For the first years of the German occupation, Danish internal affairs continued in relative independence. Indeed, the head of state, King Christian X, remained in power, and there was no formal document of capitulation. Furthermore, two years into the occupation, the judiciary was still functioning, and a socialist prime minister was in office. This is not to say that there was no collaboration. For instance, the Danes gave Germany their submarines, provided substantial amounts of food to millions of Germans, and allowed volunteers to fight on the Eastern Front. Furthermore, following a rising tide of resistance, the Germans imposed a much more direct regime of control in August 1943. Nonetheless, Denmark in World War II can still generally be understood as a unique situation in which a liberal democracy existed under a totalitarian occupying force.

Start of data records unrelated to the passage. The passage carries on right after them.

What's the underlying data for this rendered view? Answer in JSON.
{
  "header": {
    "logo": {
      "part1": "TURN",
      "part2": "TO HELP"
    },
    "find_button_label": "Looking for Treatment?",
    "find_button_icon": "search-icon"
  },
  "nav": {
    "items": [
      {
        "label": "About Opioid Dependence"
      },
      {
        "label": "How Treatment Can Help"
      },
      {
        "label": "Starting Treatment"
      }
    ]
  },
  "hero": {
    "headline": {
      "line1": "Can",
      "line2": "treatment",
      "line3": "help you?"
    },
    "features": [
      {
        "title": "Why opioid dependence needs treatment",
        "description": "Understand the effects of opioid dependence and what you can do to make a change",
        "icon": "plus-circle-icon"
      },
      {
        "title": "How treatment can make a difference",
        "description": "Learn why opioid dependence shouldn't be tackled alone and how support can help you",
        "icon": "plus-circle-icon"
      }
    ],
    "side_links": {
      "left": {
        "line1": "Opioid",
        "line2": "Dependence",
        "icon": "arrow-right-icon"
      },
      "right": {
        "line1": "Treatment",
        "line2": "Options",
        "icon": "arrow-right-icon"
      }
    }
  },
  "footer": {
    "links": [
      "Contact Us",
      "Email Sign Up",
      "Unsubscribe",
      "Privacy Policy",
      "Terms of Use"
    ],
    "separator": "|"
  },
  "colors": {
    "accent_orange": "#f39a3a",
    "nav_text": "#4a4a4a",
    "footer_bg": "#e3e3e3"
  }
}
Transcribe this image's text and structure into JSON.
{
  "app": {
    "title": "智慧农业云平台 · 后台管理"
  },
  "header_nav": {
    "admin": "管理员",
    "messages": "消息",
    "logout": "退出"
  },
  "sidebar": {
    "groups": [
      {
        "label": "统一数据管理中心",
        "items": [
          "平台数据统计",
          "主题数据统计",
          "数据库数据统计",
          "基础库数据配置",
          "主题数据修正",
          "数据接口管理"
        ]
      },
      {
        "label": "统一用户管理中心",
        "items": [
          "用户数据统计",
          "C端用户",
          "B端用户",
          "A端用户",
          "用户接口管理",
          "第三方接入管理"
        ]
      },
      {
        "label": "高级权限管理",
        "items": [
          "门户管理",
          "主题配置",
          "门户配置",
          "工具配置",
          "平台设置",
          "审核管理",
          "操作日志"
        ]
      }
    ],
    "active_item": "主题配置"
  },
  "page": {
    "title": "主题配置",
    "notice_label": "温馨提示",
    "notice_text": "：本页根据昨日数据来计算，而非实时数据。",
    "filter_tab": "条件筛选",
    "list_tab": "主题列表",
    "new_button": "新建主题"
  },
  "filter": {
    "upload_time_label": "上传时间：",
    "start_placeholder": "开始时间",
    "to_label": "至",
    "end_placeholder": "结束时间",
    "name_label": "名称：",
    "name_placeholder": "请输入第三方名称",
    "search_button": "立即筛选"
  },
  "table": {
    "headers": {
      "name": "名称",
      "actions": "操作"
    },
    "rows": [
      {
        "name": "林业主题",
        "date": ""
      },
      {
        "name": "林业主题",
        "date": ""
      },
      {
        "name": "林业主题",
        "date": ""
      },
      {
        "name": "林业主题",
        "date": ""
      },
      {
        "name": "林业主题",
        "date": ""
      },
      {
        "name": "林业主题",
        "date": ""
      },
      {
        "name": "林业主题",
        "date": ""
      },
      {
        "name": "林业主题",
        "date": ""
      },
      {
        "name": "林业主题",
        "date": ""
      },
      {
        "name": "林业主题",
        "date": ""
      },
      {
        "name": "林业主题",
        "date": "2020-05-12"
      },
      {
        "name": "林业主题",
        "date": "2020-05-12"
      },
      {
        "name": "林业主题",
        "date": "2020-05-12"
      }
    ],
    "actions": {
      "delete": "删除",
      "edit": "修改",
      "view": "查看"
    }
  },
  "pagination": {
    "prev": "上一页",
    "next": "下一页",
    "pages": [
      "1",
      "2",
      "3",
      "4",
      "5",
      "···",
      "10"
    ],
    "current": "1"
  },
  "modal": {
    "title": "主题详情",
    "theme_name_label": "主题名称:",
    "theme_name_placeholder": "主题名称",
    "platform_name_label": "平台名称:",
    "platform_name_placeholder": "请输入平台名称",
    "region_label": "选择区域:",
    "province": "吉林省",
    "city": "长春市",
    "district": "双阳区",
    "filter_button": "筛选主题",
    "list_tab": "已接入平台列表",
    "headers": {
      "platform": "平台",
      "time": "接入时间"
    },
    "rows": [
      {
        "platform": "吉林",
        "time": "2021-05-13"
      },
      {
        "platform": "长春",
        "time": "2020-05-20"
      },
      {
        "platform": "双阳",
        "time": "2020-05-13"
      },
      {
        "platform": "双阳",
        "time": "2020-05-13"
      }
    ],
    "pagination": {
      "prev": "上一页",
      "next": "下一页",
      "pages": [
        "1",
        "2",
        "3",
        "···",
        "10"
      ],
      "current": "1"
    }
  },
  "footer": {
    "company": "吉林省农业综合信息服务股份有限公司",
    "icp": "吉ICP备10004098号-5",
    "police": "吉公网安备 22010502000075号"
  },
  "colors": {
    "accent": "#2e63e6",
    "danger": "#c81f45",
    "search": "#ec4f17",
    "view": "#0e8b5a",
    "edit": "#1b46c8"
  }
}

This was not the case in Norway, however. As previously noted, fascist Vidkun Quisling was made the country's de facto leader soon after the German invasion. Then, days before the Norwegian Army was defeated, King Haakon was evacuated by the British. All this set the stage for a full-on Nazi puppet state. Norway became the most heavily fortified country in World War II, with hundreds of thousands of occupying troops. Furthermore, about 15,000 Norwegians volunteered to fight alongside the Nazis. The Norwegian puppet regime also participated in the Holocaust. Of the roughly 2000 Jews in the country, about 800 were arrested or deported, and 700 were sent to concentration camps. In total, at least 765 Norwegian Jews were killed.
In conclusion, the invasion of Denmark and Norway was a key part of World War II. Germany's occupation in Denmark made it better positioned to begin military operations in Norway. Moreover, the invasion of Norway was crucial strategically, both in terms of supplies and positioning. Finally, the aftermath of the invasions demonstrated two different types of occupation, with Denmark still mostly operating as a liberal democracy and Norway being transformed into a German puppet state.